I don’t care what nutritionists tell you- tortilla chips ARE a meal. It has everything your body needs:
1.) Tortilla chips
children are a fun way to combine the impetuous insanity of a dog with the murderous disdain of a cat
Me: c’mon get back in the car
Serial killer vehemently shakes his head no
Arguing about whether to hang toilet paper “over” or “under” is two sides of the same coin, and keeps you in the frame defined for you by capitalism. Wake up and realize that the true working class move is letting it sit on the counter and never hanging it at all
I cringe every time I think about that time I was enquiring about a stargazing event at an observatory and I accidentally asked if it was an all day event.

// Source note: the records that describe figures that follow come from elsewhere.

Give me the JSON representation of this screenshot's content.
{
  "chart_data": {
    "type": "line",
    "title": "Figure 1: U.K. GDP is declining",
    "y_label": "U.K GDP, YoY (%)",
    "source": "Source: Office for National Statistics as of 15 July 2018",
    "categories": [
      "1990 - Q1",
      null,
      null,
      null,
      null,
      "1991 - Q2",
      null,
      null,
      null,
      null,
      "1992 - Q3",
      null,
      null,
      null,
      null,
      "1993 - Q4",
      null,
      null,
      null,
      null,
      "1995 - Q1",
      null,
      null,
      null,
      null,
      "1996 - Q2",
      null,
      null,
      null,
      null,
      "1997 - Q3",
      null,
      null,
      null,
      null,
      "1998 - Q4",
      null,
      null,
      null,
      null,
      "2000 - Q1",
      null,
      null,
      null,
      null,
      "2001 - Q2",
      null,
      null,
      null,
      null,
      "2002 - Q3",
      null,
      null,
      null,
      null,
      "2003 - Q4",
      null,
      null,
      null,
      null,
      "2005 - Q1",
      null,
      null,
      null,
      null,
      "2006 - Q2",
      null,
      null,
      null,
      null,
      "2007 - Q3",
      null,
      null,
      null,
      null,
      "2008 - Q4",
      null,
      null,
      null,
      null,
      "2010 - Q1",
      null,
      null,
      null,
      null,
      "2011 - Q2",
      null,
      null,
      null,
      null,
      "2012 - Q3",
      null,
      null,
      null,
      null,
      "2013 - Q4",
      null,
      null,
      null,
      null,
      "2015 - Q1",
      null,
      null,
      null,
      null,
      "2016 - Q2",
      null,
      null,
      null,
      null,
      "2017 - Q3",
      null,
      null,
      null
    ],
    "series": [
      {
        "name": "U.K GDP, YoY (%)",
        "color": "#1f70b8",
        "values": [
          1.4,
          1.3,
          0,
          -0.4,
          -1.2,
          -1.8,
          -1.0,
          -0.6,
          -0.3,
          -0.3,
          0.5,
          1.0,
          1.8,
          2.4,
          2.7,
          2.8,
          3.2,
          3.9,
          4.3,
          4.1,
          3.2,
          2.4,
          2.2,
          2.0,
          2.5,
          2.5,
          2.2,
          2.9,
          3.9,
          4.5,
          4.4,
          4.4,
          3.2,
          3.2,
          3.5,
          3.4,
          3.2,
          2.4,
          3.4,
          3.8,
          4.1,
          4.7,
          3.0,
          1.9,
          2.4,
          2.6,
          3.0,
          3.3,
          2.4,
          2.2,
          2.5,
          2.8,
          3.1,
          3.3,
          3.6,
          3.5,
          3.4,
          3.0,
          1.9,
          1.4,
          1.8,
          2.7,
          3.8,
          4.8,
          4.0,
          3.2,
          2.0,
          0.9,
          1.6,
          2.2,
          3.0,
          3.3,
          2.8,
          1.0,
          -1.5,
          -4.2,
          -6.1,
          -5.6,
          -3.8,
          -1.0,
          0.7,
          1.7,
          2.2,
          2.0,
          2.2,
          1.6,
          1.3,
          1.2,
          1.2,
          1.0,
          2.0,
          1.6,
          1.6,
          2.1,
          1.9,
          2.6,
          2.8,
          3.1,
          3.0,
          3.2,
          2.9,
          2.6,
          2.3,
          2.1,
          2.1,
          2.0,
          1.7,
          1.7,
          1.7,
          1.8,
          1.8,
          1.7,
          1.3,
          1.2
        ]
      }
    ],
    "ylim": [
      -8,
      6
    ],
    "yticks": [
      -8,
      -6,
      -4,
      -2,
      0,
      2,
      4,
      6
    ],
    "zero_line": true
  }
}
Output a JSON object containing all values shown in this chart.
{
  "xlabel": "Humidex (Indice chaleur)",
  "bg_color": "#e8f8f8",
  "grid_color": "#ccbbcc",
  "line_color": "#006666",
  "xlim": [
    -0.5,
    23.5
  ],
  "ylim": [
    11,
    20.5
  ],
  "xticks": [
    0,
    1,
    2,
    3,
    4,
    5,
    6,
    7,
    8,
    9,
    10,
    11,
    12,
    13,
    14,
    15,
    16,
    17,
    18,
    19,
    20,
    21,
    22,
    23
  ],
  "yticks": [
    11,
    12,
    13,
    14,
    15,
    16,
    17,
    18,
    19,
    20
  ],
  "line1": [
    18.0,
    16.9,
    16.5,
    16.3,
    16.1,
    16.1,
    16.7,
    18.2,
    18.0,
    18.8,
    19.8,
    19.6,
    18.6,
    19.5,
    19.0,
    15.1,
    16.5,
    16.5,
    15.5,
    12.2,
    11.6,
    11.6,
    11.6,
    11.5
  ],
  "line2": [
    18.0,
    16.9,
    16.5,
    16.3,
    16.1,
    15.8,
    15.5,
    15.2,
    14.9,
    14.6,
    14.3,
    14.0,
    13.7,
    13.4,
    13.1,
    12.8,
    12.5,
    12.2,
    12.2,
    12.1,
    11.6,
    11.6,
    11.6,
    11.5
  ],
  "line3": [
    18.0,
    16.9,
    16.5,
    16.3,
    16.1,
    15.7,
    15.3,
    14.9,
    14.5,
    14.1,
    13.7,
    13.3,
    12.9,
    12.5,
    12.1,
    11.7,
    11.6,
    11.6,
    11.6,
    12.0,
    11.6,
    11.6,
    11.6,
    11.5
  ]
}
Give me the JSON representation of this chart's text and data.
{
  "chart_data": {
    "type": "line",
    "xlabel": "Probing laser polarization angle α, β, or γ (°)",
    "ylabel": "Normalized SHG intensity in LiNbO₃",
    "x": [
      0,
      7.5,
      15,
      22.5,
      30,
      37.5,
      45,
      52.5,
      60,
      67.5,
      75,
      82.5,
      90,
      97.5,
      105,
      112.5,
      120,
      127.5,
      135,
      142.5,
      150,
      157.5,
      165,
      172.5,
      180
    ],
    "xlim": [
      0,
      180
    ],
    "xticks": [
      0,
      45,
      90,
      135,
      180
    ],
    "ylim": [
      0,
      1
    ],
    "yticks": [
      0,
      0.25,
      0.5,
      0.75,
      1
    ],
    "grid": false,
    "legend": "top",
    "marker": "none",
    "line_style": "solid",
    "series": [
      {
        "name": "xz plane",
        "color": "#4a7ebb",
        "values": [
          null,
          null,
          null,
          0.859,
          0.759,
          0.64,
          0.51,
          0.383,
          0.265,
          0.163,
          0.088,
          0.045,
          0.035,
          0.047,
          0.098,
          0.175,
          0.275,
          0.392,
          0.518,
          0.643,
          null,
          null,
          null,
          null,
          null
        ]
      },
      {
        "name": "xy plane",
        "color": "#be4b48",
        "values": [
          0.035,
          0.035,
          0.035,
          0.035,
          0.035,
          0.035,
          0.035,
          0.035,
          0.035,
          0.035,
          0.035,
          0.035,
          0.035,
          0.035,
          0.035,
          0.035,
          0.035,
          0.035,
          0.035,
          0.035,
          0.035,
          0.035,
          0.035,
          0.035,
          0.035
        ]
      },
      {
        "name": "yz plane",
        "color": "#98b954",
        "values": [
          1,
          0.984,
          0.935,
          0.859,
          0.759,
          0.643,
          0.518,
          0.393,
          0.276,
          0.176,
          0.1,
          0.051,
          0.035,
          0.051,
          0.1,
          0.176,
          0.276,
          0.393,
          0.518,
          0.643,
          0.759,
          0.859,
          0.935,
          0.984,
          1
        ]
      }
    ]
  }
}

me: how can I impress my date
friend: buy her dinner
me: ok
[later at the restaurant]
her: what?me: I said how much do you want for your burger?
[Nightclub]
Me: *shouting over the loud music at the bartender* WHAT IS THE SOUP OF THE DAY
due to inflation you can now eat food that has been on the floor for up to 7.3 seconds
I saw a sign that said save the earth it’s the only planet that has tacos and I thought that’s so dumb how do they know other planets don’t have tacos?
I tossed and turned so much last night that I woke up with an ab.
Really enjoyed rearranging my onions into a different position this morning for half an hour. Huge day for us.
ME (watching Chopped): Don’t braise the cod in the camembert! You never serve fish with cheese!
ME (in my kitchen later, alone): Today, I plan to make a rehydrated ramen consommé using boiled water from the tap and the shrimp spices from this packet.
I have absolutely no problem following the juice diet for 3 days. You can fit a pizza in the juicer right?
Haunted Houses this year are just gonna have the news on.